The article “SOx/NOx Removal from Flue Gas Streams by Solid Adsorbents: A Review of Current Challenges and Future Directions” by Fateme Rezaei, Ali A. Rownaghi, Saman Monjezi, Ryan P. Lively, and Christopher W. Jones is the winner of the 2018 Energy & Fuels Joint Award for Excellence in Publication. Energy & Fuels and the ACS Division of Energy & Fuels sponsor this […]
The article “SOx/NOx Removal from Flue Gas Streams by Solid Adsorbents: A Review of Current Challenges and Future Directions” by Fateme Rezaei, Ali A. Rownaghi, Saman Monjezi, Ryan P. Lively, and Christopher W. Jones is the winner of the 2018 Energy & Fuels Joint Award for Excellence in Publication. Energy & Fuels and the ACS Division of Energy & Fuels sponsor this annual award, which honors an outstanding article published in the journal within the past five years.
“I’d like to congratulate the authors on this excellent award-winning paper that provides a critically-needed organization of the science and technology that underlies important energy conversion processes,” says Energy & Fuels Editor-in-Chief Michael Klein. “The paper will serve as a foundation for improved performance and environmental impact of essential energy scenarios.”
Corresponding Author, Professor Fateme Rezaei will present at an ACS Division of Energy & Fuels session in honor of the paper at the 2018 ACS Fall National Meeting in Boston, MA. Energy & Fuels and the Division encourage you to attend the session.
An Interview with the Winning Authors
I recently interviewed Fateme Rezaei to learn more about this award-winning paper, the challenges facing this field of research, and what this award means to the team. Here are the highlights of our conversation.
What prompted your team to work on this project?
Fateme Rezaei: Public concern related to air pollution and related environmental problems has led many scientists around the world to investigate new pathways for flue gas cleanup through development of more efficient materials and processes. Flue gas cleanup by adsorption has been shown as a promising route to address the drawbacks of current technologies, both economically and environmentally. The motivation behind this work was to critically analyze the status of research in this direction with the focus on adsorbent materials, adsorption mechanisms, and the open problems to be solved, among which is the need for rational design and creation of new materials with desired physical, chemical and structural properties that lead to better cleanup performance compared to the current state-of-the-art materials. Another important aspect of SOx/NOx removal is the way that these impurities influence downstream CO2 capture systems. Given that currently there are considerable research efforts being devoted to development of efficient CO2 adsorbents, it is imperative to take into account their tolerance to flue gas impurities such as SOx and NOx compounds.

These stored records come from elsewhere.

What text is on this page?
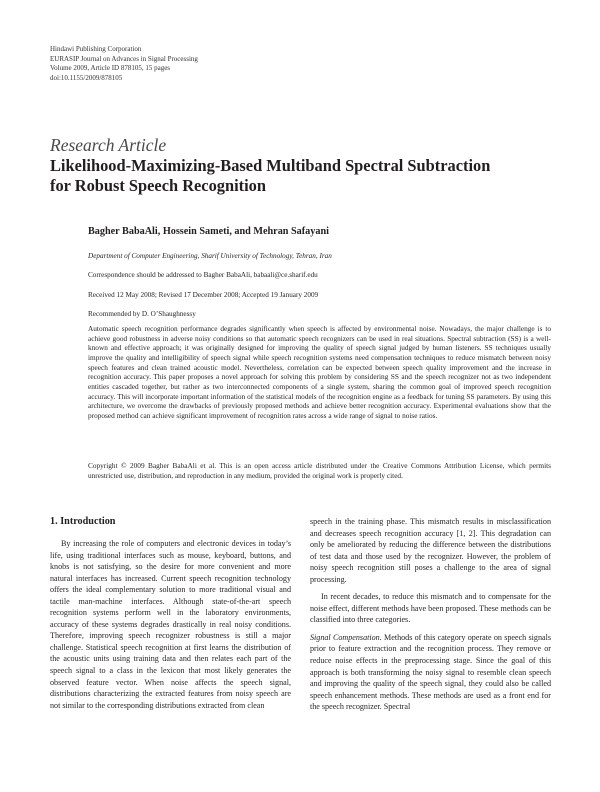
Hindawi Publishing Corporation
EURASIP Journal on Advances in Signal Processing
Volume 2009, Article ID 878105, 15 pages
doi:10.1155/2009/878105
Research Article
Likelihood-Maximizing-Based Multiband Spectral Subtraction
for Robust Speech Recognition
Bagher BabaAli, Hossein Sameti, and Mehran Safayani
Department of Computer Engineering, Sharif University of Technology, Tehran, Iran
Correspondence should be addressed to Bagher BabaAli, babaali@ce.sharif.edu
Received 12 May 2008; Revised 17 December 2008; Accepted 19 January 2009
Recommended by D. O’Shaughnessy

Automatic speech recognition performance degrades significantly when speech is affected by environmental noise. Nowadays, the major challenge is to achieve good robustness in adverse noisy conditions so that automatic speech recognizers can be used in real situations. Spectral subtraction (SS) is a well-known and effective approach; it was originally designed for improving the quality of speech signal judged by human listeners. SS techniques usually improve the quality and intelligibility of speech signal while speech recognition systems need compensation techniques to reduce mismatch between noisy speech features and clean trained acoustic model. Nevertheless, correlation can be expected between speech quality improvement and the increase in recognition accuracy. This paper proposes a novel approach for solving this problem by considering SS and the speech recognizer not as two independent entities cascaded together, but rather as two interconnected components of a single system, sharing the common goal of improved speech recognition accuracy. This will incorporate important information of the statistical models of the recognition engine as a feedback for tuning SS parameters. By using this architecture, we overcome the drawbacks of previously proposed methods and achieve better recognition accuracy. Experimental evaluations show that the proposed method can achieve significant improvement of recognition rates across a wide range of signal to noise ratios.

Copyright © 2009 Bagher BabaAli et al. This is an open access article distributed under the Creative Commons Attribution License, which permits unrestricted use, distribution, and reproduction in any medium, provided the original work is properly cited.

1. Introduction

By increasing the role of computers and electronic devices in today’s life, using traditional interfaces such as mouse, keyboard, buttons, and knobs is not satisfying, so the desire for more convenient and more natural interfaces has increased. Current speech recognition technology offers the ideal complementary solution to more traditional visual and tactile man-machine interfaces. Although state-of-the-art speech recognition systems perform well in the laboratory environments, accuracy of these systems degrades drastically in real noisy conditions. Therefore, improving speech recognizer robustness is still a major challenge. Statistical speech recognition at first learns the distribution of the acoustic units using training data and then relates each part of the speech signal to a class in the lexicon that most likely generates the observed feature vector. When noise affects the speech signal, distributions characterizing the extracted features from noisy speech are not similar to the corresponding distributions extracted from clean

speech in the training phase. This mismatch results in misclassification and decreases speech recognition accuracy [1, 2]. This degradation can only be ameliorated by reducing the difference between the distributions of test data and those used by the recognizer. However, the problem of noisy speech recognition still poses a challenge to the area of signal processing.

In recent decades, to reduce this mismatch and to compensate for the noise effect, different methods have been proposed. These methods can be classified into three categories.

Signal Compensation. Methods of this category operate on speech signals prior to feature extraction and the recognition process. They remove or reduce noise effects in the preprocessing stage. Since the goal of this approach is both transforming the noisy signal to resemble clean speech and improving the quality of the speech signal, they could also be called speech enhancement methods. These methods are used as a front end for the speech recognizer. Spectral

What are the major challenges still facing this field?”
Fateme Rezaei: Most of the adsorbent materials developed to date have shown efficiency toward adsorption of SOx/NOx gases; however, realizing the advantages of adsorption-based flue gas cleanup technology using these materials requires overcoming several barriers to allow for practical utility. The greatest barriers to the application of solid adsorbents for flue gas cleanup are their lack of long-term stability, their narrow range of useful operation conditions, their high costs of synthesis and the ability to remove multiple impurity gases simultaneously. In addition, the most of the current CO2 adsorbent materials are not resistant to the trace amounts of SOx/NOx impurities that typically exist in the flue gas streams. Despite many recent advances, much of the potential remains untapped and needs to be explored. Novel materials such as MOFs or organic-inorganic hybrid materials appear to have many of the hallmarks of high-performance adsorbents. Nevertheless, more fundamental and applied research is required for these advanced materials to find wide-spread use in adsorption-based flue gas cleanup processes.
Our team is currently focusing on developing novel adsorbents for simultaneous removal of SOx, NOx, and CO2 from flue gas. Indeed, there is potentially significant gain towards capital, operating and energy requirements through the use of advanced materials with the ability to remove multiple flue gas impurities.
What does it mean to your team to be awarded 2018 Energy & Fuels Joint Award for Excellence in Publication?
Fateme Rezaei: This award will keep the group move forward with future research endeavors and encourage the team to continue making significant contributions to the field of energy and separation processes.